Tot slot merkt het College nog op dat ook uit het door appellante overgelegde rapport niet kan worden afgeleid dat de continuïteit van het bedrijf van appellante in gevaar komt, of dat anderszins sprake is van een individuele en buitensporige last. Dat het voldoen aan de reductiedoestelling (scenario C) tot een vermogensverlies van € 26.000,- leidt ten opzichte van de oorspronkelijke plannen (scenario A), waarbij voorbij wordt gegaan aan de effecten van de Regeling, moge zo zijn, maar is, zoals verweerder terecht stelt, een logisch gevolg van de Regeling en leidt daarmee, gelet ook op hetgeen onder 5.3 is overwogen, niet tot het oordeel dat die last buitensporig is. Verweerder heeft verder terecht opgemerkt dat de negatieve reserveringscapaciteit die het rapport voor alle scenario’s laat zien, een gevolg is van de bedrijfsovernamesom die aan de vader is betaald en niet in causaal verband staat met de Regeling. Zonder deze overnamesom zou appellante in 2017 in alle scenario’s een positieve reserveringscapaciteit hebben behaald.
5.8.
Uit hetgeen hiervoor is overwogen vloeit voort dat appellante zelf de risico’s die zijn verbonden aan haar investeringsbeslissingen dient te dragen en dat zij nadelige gevolgen van een door haar genomen beslissing om uit te breiden niet kan afwentelen. Het behoud van de derogatiebeschikking in het belang van de gehele melkveesector weegt in dit geval zwaarder dan de belangen van appellante. De bestreden besluiten zijn niet in strijd met artikel 1 van het EP.
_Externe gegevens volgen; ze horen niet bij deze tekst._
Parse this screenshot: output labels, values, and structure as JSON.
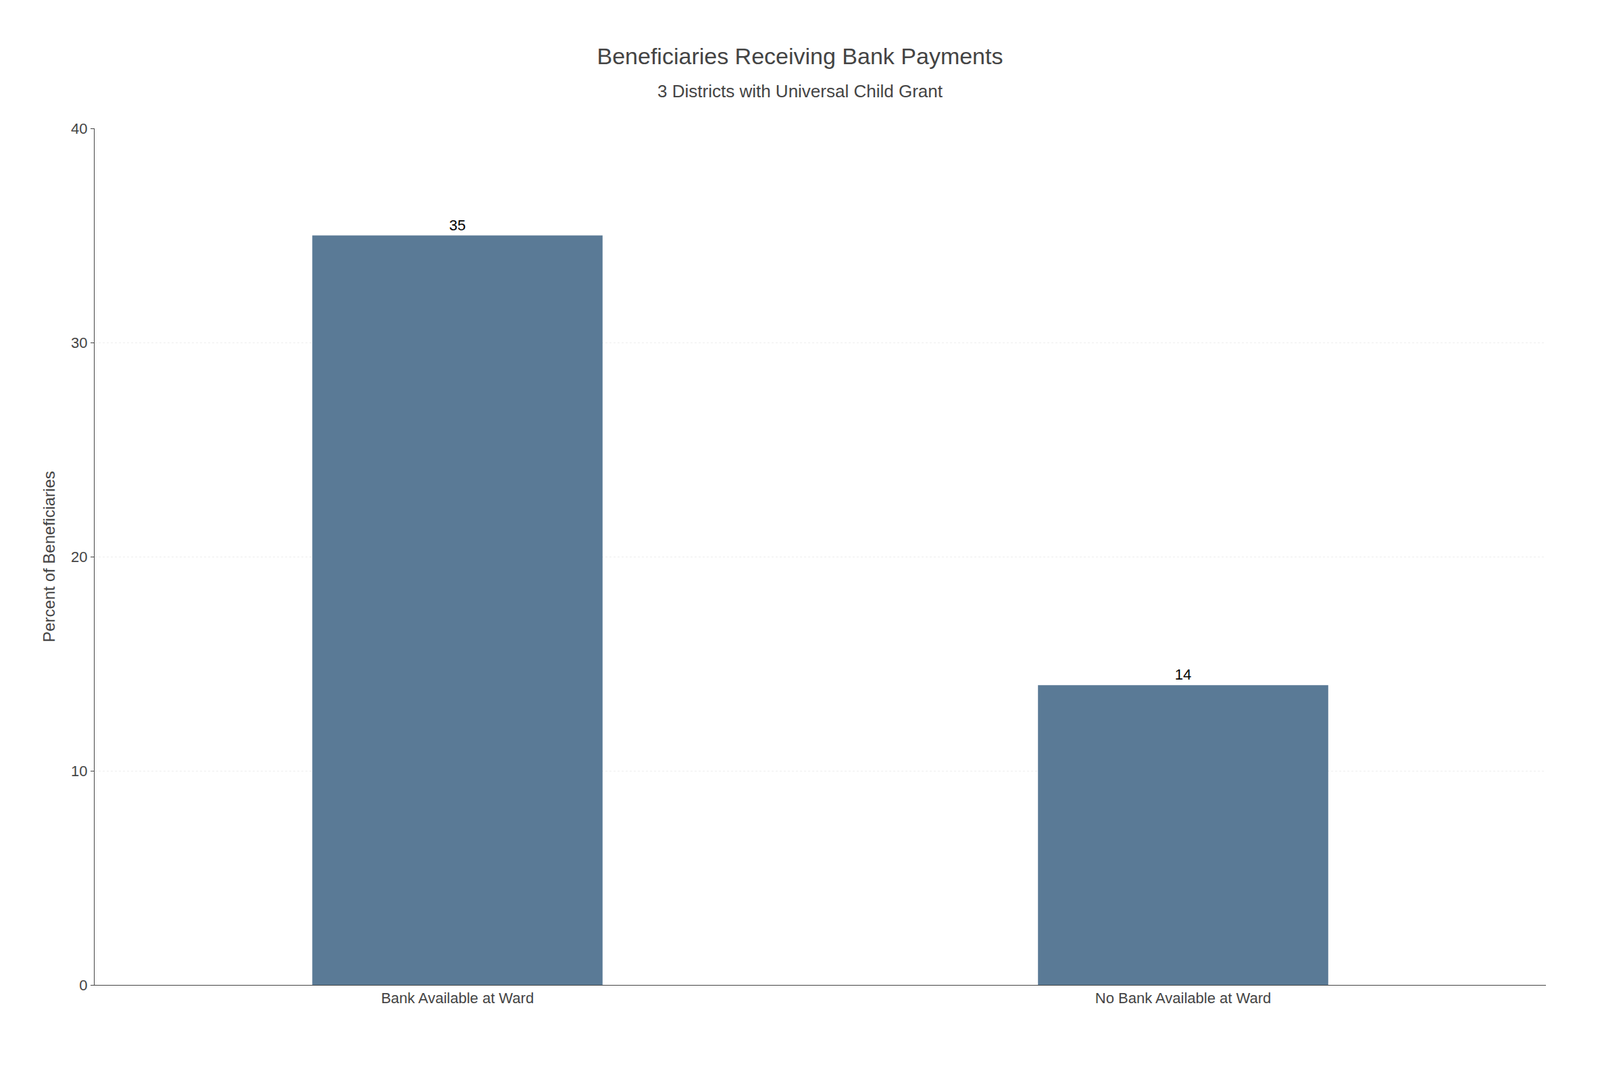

Zorgvuldigheids- en motiveringsbeginsel
6. Voor zover appellante betoogt dat sprake is van strijd met het zorgvuldigheids- of motiveringsbeginsel, treft dit betoog geen doel. Verweerder heeft in het besteden besluit de door appellante aangedragen omstandigheden betrokken en heeft afdoende gemotiveerd waarom in het geval van appellante geen sprake is van een individuele en buitensporige last.
Slotsom
7. Het beroep is ongegrond. Voor een proceskostenveroordeling bestaat geen aanleiding.

Beslissing

Het College verklaart het beroep ongegrond.
Deze uitspraak is gedaan door mr. C.H.M. van Altena, in aanwezigheid van mr. A. Koelewijn, griffier. De beslissing is in het openbaar uitgesproken op 16 maart 2021.
De voorzitter is verhinderd de uitspraak te ondertekenen.
De griffier is verhinderd de uitspraak te ondertekenen.